Cours dirtyste à Pec, enlève la plaque pour porter le nom d'un marbre catholique (Vidéo)

Un habitant du village de Peja de Bouchan a violemment enlevé une plaque qui portait la nomination d'une rue du village nommée d'après un Meshur catholique, rapporte Periscope. Avec la distribution de réseaux sociaux, la vidéo est devenue virale. Sur certains sites Web qui ont distribué la vidéo, il devient connu que la plaque a été retirée de [...]
Avec la distribution de réseaux sociaux, la vidéo est devenue virale.

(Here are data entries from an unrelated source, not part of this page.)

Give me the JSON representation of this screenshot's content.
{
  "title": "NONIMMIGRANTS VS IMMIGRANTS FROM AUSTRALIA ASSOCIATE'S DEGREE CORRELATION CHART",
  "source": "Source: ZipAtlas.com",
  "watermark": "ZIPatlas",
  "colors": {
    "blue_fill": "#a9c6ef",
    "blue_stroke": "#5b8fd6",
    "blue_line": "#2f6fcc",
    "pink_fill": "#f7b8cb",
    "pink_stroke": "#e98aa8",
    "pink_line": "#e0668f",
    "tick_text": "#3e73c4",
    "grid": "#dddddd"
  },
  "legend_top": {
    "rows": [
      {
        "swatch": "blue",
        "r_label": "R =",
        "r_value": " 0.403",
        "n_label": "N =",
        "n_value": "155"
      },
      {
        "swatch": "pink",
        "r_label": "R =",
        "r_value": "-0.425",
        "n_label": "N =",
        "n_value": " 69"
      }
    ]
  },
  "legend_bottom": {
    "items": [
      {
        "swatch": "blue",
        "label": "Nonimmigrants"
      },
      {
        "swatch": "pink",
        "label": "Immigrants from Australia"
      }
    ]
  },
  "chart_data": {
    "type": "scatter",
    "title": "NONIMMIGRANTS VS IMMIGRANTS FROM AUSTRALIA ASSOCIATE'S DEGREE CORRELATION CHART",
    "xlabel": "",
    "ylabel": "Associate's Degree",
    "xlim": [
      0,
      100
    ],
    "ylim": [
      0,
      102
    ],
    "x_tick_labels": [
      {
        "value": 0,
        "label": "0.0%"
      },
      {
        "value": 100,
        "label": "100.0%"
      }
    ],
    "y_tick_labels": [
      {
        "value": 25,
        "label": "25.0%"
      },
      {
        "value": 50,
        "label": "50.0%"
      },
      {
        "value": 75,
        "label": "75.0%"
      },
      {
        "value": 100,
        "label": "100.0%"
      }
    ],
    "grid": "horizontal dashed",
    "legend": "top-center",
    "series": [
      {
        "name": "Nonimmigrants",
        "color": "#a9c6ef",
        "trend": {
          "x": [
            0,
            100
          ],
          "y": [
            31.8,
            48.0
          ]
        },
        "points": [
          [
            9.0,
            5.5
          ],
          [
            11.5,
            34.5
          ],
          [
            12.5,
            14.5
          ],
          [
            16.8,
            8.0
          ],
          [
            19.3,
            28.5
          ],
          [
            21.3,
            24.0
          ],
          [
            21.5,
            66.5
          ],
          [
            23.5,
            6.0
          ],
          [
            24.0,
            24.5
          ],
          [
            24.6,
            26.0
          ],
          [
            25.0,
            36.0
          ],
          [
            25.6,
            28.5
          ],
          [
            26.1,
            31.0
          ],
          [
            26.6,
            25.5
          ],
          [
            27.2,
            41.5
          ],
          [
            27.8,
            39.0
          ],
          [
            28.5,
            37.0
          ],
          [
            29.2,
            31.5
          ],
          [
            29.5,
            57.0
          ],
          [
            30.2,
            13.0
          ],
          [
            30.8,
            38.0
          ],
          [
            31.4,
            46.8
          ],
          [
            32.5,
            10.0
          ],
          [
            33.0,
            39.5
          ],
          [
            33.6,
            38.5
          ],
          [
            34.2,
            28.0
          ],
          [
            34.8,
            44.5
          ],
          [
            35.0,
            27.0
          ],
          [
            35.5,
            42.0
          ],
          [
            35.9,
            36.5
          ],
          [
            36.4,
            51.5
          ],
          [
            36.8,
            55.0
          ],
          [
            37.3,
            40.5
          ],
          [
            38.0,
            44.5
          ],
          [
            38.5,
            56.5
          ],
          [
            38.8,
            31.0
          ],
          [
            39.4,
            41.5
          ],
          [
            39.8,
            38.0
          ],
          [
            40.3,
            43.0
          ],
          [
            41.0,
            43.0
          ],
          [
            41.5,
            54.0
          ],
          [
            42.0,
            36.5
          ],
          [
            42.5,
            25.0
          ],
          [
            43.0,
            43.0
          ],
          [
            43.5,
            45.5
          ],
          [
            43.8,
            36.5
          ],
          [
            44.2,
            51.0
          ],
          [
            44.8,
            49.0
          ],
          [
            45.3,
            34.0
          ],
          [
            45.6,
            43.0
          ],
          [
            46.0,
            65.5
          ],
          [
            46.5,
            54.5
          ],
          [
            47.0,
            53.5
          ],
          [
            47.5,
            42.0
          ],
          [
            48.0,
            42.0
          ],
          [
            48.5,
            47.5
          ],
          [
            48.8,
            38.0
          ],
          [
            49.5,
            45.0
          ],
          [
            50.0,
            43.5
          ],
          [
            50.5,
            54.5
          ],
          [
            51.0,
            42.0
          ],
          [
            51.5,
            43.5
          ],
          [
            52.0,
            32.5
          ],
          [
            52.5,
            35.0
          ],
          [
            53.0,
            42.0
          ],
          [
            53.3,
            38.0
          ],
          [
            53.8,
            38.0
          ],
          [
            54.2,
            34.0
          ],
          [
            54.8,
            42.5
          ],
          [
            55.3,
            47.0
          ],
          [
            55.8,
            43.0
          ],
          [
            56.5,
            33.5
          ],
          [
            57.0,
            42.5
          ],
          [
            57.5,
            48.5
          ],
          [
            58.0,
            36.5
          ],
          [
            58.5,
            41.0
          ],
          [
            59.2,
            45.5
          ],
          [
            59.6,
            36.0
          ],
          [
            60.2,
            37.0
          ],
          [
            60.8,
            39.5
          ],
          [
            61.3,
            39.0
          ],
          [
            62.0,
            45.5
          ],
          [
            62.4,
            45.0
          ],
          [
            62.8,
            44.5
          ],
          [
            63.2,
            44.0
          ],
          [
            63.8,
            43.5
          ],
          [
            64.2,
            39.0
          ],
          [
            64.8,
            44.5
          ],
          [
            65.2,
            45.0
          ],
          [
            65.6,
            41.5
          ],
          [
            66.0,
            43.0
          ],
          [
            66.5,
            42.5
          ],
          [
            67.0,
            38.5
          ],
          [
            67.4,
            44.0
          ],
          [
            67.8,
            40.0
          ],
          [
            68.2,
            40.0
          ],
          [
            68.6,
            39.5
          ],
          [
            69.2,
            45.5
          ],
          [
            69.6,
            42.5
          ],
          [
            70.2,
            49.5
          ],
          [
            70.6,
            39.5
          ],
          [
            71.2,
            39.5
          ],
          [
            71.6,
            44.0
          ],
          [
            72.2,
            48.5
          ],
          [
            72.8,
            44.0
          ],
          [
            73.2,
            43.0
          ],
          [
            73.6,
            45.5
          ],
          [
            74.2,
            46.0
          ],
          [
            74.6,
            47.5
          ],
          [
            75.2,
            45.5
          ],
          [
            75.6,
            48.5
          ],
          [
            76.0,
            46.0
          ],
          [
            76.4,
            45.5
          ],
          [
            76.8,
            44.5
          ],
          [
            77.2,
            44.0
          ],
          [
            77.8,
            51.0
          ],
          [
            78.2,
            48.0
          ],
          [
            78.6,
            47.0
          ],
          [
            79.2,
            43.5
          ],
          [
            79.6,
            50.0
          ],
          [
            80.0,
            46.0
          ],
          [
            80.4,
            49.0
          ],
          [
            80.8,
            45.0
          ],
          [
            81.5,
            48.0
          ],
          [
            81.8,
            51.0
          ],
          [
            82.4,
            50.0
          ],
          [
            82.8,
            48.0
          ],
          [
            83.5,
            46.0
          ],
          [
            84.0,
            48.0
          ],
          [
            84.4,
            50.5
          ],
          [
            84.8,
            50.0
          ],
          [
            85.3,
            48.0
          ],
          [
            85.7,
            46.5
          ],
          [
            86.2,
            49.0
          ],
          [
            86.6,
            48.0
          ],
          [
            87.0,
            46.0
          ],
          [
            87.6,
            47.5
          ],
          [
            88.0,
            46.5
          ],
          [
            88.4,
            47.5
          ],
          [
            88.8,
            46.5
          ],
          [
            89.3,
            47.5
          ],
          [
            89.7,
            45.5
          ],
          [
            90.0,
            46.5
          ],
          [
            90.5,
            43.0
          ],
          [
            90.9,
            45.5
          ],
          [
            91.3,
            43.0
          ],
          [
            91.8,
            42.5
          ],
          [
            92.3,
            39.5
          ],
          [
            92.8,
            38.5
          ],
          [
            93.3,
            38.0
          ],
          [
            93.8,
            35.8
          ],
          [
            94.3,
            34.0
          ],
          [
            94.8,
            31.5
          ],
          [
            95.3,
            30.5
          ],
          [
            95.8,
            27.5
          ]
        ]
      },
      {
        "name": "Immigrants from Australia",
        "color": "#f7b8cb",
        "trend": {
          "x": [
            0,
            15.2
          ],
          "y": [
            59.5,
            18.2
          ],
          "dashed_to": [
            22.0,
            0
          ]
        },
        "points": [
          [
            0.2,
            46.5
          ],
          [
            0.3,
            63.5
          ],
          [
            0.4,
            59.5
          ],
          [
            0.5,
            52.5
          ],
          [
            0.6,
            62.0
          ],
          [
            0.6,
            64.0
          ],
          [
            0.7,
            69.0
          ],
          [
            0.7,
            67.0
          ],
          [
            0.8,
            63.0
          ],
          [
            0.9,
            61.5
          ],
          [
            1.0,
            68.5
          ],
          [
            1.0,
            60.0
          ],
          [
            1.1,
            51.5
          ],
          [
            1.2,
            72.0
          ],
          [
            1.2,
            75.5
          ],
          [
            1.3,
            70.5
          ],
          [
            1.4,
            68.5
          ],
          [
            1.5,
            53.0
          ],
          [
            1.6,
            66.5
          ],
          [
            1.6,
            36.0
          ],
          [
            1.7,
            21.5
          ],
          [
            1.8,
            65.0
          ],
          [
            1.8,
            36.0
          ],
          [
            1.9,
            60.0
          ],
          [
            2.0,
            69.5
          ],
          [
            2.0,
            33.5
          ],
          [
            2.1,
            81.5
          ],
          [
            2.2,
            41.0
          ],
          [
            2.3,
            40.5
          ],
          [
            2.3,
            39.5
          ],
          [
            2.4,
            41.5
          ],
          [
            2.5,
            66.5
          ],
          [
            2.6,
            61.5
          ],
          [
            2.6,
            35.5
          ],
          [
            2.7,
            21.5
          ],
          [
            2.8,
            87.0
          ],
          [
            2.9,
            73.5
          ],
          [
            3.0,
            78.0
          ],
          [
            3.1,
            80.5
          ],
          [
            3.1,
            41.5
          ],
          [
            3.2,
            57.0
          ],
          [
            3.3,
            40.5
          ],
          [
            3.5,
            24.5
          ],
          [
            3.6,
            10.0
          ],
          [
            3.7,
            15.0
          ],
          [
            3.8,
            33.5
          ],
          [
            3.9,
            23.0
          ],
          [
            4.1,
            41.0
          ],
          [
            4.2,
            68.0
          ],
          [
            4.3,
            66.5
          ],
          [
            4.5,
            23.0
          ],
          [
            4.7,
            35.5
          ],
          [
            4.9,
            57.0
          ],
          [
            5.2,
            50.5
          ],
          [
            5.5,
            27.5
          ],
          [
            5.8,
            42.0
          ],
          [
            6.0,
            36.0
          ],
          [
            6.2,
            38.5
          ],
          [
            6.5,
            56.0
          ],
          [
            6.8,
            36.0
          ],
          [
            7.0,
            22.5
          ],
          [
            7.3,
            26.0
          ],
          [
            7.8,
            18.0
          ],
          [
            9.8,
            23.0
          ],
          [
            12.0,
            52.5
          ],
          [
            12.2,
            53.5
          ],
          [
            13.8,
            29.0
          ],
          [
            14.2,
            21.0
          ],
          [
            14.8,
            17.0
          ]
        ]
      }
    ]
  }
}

Sur plusieurs sites Web qui ont distribué la vidéo, on sait que la plaque a été retirée du radicaliste islamique Armend Gashi. La plaque, cependant, portait le nom de héros national Luigj Palaj, qui appartenait à la religion catholique.
Mesher le père Louis Pallach avait témoigné pendant son devoir sacré envers l'humanité.
Armend Gashi, résident islamique, du village de Bouxan de Peje, enlève la plaque portant le nom de héros national Luigj Palaj, pour la seule raison appartenant à la religion catholique. Ce n'est pas la première fois que les catholiques et les agnostiques de cette triple voie (Glodjani, Nepolja, Lugagija, Cosoric et Buqani) ont des problèmes avec ce type et son groupe extrémiste islamiste radical et Turkishfil”, le site Facebook qui a distribué la vidéo.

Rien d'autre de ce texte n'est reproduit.